How Gang Policing is Criminalizing Whole Communities
“'Ceasefire' has been marketed as a more humane and precise form of law enforcement, but is now being used to hold large groups of people responsible for the conduct of a few. The result is a program that sounds progressive on its face, but has been used repeatedly in a form that focuses solely on its most carcercal aspects....

'Operation Ceasefire,' also known simply as 'Ceasefire,' was developed by a Boston-based criminologist named David Kennedy in the early 1990s. According to Kennedy, because crime “does not occur evenly” across a city, neither should policing. The first part of Kennedy’s model involves mapping out crime data, encouraging police to focus on violent parts of every city—almost always low-income communities of color. The theory went that, to help reduce gun violence in these mapped areas, police would reach out directly to groups of individuals considered 'at risk' and offer them social services as an alternative to incarceration....

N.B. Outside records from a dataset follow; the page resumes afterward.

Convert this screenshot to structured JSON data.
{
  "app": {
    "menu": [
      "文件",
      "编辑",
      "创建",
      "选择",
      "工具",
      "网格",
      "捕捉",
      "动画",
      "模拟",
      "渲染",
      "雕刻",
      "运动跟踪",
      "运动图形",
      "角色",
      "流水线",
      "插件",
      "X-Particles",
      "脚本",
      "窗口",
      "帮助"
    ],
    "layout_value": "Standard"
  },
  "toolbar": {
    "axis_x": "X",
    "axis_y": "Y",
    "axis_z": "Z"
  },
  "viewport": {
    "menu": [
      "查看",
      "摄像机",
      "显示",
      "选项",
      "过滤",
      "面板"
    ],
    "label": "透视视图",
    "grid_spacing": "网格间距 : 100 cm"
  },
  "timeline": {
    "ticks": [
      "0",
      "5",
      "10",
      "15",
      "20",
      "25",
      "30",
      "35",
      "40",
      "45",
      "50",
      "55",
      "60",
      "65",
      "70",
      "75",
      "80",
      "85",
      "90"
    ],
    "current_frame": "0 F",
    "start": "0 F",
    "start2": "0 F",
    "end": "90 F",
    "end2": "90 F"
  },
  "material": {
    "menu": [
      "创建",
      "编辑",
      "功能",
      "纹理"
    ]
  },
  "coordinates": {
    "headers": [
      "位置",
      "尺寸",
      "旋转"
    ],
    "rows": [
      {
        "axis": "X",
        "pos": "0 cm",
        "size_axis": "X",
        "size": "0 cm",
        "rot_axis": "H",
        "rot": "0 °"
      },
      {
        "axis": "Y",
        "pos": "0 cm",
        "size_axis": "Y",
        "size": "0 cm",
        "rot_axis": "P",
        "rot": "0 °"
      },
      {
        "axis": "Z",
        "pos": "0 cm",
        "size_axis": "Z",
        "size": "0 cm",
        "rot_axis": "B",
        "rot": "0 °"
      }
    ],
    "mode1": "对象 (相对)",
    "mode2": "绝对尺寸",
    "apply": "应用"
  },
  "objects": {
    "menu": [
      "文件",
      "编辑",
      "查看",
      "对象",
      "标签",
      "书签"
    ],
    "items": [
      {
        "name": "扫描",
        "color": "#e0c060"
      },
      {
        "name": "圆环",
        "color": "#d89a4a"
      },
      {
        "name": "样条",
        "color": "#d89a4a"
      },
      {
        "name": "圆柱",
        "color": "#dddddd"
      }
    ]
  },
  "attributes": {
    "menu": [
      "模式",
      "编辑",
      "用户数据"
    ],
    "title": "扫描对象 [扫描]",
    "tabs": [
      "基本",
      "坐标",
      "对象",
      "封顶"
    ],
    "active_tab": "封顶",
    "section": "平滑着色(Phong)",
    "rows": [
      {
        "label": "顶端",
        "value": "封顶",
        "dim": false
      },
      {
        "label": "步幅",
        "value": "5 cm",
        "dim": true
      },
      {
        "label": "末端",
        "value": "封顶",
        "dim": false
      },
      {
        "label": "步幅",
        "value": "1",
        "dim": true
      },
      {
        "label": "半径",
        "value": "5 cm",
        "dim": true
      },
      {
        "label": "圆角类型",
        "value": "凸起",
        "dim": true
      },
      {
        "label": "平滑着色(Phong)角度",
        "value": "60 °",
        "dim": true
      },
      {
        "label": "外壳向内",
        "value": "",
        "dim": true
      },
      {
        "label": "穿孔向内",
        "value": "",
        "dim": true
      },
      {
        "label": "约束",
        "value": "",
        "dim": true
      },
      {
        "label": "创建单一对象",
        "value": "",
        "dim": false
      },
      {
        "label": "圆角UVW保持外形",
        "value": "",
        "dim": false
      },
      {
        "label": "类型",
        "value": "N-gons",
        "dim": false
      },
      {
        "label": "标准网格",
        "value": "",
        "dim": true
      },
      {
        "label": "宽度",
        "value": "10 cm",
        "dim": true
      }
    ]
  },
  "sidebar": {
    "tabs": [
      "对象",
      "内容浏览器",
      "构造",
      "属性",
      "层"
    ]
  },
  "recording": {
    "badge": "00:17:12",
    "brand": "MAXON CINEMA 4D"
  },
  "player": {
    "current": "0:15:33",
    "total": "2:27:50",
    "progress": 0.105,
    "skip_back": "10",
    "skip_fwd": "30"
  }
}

But Kennedy’s model isn’t the clear success that its adherents claim it to be. In almost every iteration, Operation Ceasefire has failed to meaningfully reduce violence. And its emphasis on large-scale gang indictments, which work to criminalize entire social networks, risks incarcerating large numbers of young people, despite Kennedy’s claims that his method focuses on deterrence and mobilizing communities against violence."